If you decompose your sum of squares you will see that testing for the main condition effects will involve a) the means of the single conditions over all phases ($SS_{condition}$) and  b) additional information about the error term deduced from phase 2 observations ($SS_E$).
Both will effect your test results and it is not clear how they would change if you disregard the information of phase 2. In general, the additional information will improve your estimates by reducing their variance. But there are still cases conceivable where disregarding the information could change your test results. For instance if the observed condition effect in phase 2 is sufficiently stronger and the new variance of the error term is sufficiently higher, the condition effect might turn out to be insignificant.  

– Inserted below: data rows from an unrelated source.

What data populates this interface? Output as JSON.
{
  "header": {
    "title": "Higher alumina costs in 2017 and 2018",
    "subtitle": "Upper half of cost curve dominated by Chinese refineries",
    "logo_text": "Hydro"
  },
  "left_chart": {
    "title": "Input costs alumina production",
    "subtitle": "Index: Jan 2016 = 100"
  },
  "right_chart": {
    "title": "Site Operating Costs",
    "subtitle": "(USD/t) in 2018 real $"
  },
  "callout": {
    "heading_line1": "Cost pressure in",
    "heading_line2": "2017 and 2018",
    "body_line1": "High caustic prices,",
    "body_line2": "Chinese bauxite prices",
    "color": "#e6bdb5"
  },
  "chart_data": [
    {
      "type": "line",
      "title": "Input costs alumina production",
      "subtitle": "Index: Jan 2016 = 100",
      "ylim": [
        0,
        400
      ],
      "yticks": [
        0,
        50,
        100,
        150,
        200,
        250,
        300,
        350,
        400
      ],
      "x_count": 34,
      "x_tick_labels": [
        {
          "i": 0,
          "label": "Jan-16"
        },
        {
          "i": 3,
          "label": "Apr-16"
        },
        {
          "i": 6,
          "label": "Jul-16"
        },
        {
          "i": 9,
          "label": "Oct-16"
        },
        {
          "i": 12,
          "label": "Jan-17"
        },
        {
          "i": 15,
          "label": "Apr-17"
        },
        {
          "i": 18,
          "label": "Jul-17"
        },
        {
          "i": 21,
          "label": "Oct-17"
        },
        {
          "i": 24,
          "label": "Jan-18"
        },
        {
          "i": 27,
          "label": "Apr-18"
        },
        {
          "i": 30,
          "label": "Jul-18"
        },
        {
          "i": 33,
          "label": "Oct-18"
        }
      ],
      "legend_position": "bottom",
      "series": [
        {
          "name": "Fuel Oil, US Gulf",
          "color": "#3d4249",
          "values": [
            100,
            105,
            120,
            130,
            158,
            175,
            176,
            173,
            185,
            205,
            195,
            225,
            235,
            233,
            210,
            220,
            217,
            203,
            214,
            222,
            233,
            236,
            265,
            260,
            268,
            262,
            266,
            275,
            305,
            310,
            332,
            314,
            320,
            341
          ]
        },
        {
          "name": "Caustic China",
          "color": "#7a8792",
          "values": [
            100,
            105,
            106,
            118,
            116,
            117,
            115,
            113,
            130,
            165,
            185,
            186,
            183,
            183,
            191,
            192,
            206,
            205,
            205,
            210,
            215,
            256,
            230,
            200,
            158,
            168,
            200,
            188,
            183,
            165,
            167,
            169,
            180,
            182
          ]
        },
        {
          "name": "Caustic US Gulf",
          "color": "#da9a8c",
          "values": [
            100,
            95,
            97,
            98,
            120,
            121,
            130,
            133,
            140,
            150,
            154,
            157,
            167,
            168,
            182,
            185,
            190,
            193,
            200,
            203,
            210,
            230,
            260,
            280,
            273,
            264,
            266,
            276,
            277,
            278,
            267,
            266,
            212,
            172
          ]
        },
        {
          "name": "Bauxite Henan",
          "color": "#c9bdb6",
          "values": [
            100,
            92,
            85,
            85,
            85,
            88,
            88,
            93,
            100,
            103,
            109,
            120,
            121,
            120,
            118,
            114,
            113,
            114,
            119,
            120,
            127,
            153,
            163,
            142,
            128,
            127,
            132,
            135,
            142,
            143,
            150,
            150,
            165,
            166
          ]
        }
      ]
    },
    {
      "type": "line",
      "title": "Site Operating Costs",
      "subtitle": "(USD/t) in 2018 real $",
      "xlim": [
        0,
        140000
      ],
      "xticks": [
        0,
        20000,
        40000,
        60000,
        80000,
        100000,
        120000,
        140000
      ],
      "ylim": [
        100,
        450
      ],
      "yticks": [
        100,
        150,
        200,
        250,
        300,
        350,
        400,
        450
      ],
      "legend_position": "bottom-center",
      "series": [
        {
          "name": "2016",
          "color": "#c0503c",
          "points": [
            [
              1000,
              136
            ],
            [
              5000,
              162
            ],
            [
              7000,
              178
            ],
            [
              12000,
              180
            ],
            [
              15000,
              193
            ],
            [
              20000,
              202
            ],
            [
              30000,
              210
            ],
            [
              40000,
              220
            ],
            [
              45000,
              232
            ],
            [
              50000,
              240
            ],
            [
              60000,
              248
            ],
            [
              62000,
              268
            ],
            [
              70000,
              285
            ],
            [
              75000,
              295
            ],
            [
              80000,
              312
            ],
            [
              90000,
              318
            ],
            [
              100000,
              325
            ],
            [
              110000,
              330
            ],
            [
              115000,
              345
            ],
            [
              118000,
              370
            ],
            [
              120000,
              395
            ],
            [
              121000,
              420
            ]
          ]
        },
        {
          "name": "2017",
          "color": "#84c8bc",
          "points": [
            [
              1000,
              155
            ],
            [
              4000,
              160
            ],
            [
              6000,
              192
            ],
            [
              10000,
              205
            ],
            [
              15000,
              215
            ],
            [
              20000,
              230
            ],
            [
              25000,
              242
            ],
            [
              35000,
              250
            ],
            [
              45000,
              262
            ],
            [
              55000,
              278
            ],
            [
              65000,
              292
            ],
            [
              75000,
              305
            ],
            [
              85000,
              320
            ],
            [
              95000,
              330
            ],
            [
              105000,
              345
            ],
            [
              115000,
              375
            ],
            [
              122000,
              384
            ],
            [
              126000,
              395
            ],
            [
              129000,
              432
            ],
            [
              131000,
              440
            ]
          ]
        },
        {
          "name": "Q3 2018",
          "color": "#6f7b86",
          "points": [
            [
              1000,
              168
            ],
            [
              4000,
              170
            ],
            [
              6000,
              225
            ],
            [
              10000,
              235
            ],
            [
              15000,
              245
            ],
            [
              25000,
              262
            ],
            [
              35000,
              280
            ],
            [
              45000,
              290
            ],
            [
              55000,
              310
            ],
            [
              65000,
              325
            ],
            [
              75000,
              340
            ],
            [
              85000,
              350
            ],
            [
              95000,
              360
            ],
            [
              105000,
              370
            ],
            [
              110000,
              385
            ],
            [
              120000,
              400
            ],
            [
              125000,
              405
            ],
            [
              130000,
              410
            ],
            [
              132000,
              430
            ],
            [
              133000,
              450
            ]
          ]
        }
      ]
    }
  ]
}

But in doing the ANOVA you assume a model which looks like follows (disregarding the interaction effect due to insignificance):
$y_{ijk}= \mu + \gamma_i + \beta_j + \epsilon_{ijk}$
If $\gamma_i$ describes the main condition effect of condition i and you found that it is significant (i.e. at least one $\gamma_i \neq 0$ ), then there is a condition effect for every phase j (including j=1). Therefore you could conclude from the larger model that conditions are relevant in phase 1 only.